Again, the organization seemed to be falling apart around him, more and more snapped instructions, now nebulous timings.
This morning, Alice too had seemed distracted, and when I had gone to meet Ivanhoe, she gave me a lame excuse of meeting a friend, and went her own way, leaving us no idea where we’d meet up later.
I now had to get Kellermann and his notes to Musselburgh by seven. I attended a lecture that afternoon, but my heart wasn’t in it. I didn’t even bother to take notes.
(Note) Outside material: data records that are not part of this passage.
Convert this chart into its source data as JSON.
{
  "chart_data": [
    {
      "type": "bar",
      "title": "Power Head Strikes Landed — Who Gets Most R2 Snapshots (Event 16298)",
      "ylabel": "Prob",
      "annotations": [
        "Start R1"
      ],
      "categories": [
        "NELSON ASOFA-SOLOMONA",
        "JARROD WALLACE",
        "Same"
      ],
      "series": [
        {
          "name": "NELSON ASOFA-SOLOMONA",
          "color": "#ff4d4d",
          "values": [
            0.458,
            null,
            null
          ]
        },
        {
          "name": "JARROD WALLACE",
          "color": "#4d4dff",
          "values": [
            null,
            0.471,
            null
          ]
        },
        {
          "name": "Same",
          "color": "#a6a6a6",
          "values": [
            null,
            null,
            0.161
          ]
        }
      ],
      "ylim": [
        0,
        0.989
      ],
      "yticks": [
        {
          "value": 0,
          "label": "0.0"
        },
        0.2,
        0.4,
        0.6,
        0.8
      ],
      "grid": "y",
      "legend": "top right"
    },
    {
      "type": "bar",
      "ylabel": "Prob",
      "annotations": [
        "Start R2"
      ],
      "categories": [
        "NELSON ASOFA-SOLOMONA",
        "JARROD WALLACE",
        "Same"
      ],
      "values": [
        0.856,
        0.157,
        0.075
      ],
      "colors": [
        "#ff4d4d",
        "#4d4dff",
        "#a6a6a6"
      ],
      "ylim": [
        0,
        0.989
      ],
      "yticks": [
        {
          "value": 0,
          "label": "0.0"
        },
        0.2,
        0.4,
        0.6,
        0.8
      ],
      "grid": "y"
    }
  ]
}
Halfway through, a student interrupted, whispering in the lecturer’s ear. Together they looked around the auditorium.
“James Baird?” the Professor fixed on me.
“Yes, sir?” I said nervously. In olden times I would have wondered what I’d done wrong, what administrative quirk had found me out. Today I worried if there were German soldiers standing in the corridor with levelled Schmeissers.
“Outside.”
My heart sank. I left my book, my plain piece of unmarked paper.
Thankfully, apart from the student who had interrupted the class, the corridor was empty. “I’m Ian Craig.” He said nervously. “I need help.” I put his accent at mid-England somewhere, maybe Manchester.
“I’m not sure I
understand.” I was immediately suspicious. I didn’t know this chap from Adam. “Help?”
“I’m a Math’s student. I think you’re working with the resistance. You could get me out.”
Yes, I thought, and you could be a German plant sent to flush me out. It wouldn’t be difficult, just send him round random classes, asking the same questions until he hit pay-dirt.
“I’m sorry, Ian, but you’ve got the wrong James Baird or something.” I turned to walk back into my classroom.
He grabbed my arm. “I’m desperate.” He almost sobbed. “I worked with Kellermann. If I don’t disappear, they’ll catch up with me too.”
Damn, he was good, sending all the right words to me. “I don’t know you.” I said emphatically. “I don’t know what you’re talking about.”
“You were at Kings Buildings when Max Born spoke. You and a woman. I was on the door. I checked your matriculation card. That’s why I know your name.”
Again, his words were true, but I had to hold out. “And you could have been briefed to say that.”
“I have a photographic memory.” He said, closing his eyes slightly. “James Baird. Student ID 0094627. 9 Barclay Terrace. Edinburgh. Birthdate 15th October, 1920. Reading Philosophy.”
He opened his eyes and grinned as if he’d passed a test. I decided to test him. “The person before me?”
“Patrick Donovan. Student ID 0093288. 25 Tyler’s Gardens, Brechin. Birthdate 22nd January 1919. Reading Physics.”
“And my companion?”
“She didn’t show a card.” Craig shook his head. “She didn’t even try.”
Damn if he didn’t get it right.
“Argh.” I sighed in frustration. I couldn’t just let him dangle for the Nazis to pick up. Yet, if he were a German insider, if I did anything remotely like helping him, I’d be under immediate observation at the least. I’d blow my own cover, and possibly others too.
“Do you have any luggage?”
Craig shook his head. “None,”
That made him even more suspicious. “No papers? Documents?”
He tapped his forehead. “It’s all up here.”